A statistical technique — Iterative Proportional Fitting (IPF) — that adjusts the weight assigned to each record in a sample so that the aggregate distribution across multiple demographic dimensions matches known population totals. Used in synthetic persona analysis to ensure the persona set reflects actual US population distributions rather than any bias introduced by the generation process.
A persona-based product validation analysis is only as good as the demographic representativeness of its personas. If your 250 personas skew toward college-educated urban professionals in their 20s and 30s, every segment score will reflect that cohort's experience of the problem — not the experience of the population at large.
IPF weighting fixes this without requiring you to regenerate the sample. Instead of discarding personas that don't match target proportions, IPF assigns each persona a weight that makes the weighted aggregate match known Census marginals across multiple dimensions simultaneously: age, income, education, occupational category, family structure, geographic region.
The result: when you calculate the average PSF score for a segment, you're calculating it over a sample that, in aggregate, looks like the US population. High-income personas in that segment don't dominate the average just because the generation process produced more of them. Each persona's contribution is scaled by how representative that type of person is in the real population.
This matters most for counterintuitive findings. The segments that score highest on PSF are often not the obvious tech-adjacent demographics — they're nurses on rotating shifts, freelancers with irregular income, single parents managing part-time schedules. Without demographic representativeness, these groups get diluted by over-represented demographics who experience the problem less acutely.

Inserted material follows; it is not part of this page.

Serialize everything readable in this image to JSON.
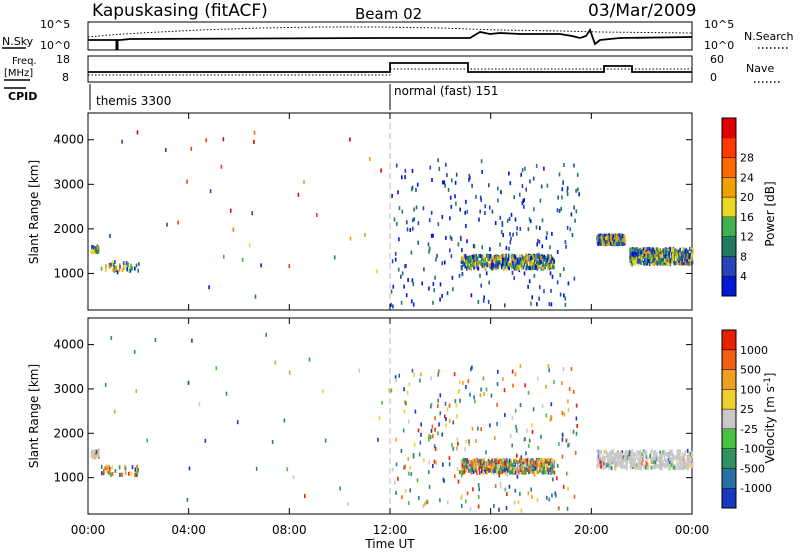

IPF is an iterative algorithm. It starts with initial weights (often all equal to 1.0) and proceeds through a series of calibration steps:
The algorithm typically converges in 10–50 iterations for 5–8 calibration dimensions. The final weights are fractional — each persona might have a weight of 0.73 or 1.42 — and are applied when computing segment-level aggregate statistics.
Resampling — drawing a fresh set of personas that hit target proportions by construction — is an alternative, but it discards information. IPF preserves every persona while correcting the representativeness problem through weighting. For a 250-persona sample, preserving all records is especially important because segment-level subsets can be small.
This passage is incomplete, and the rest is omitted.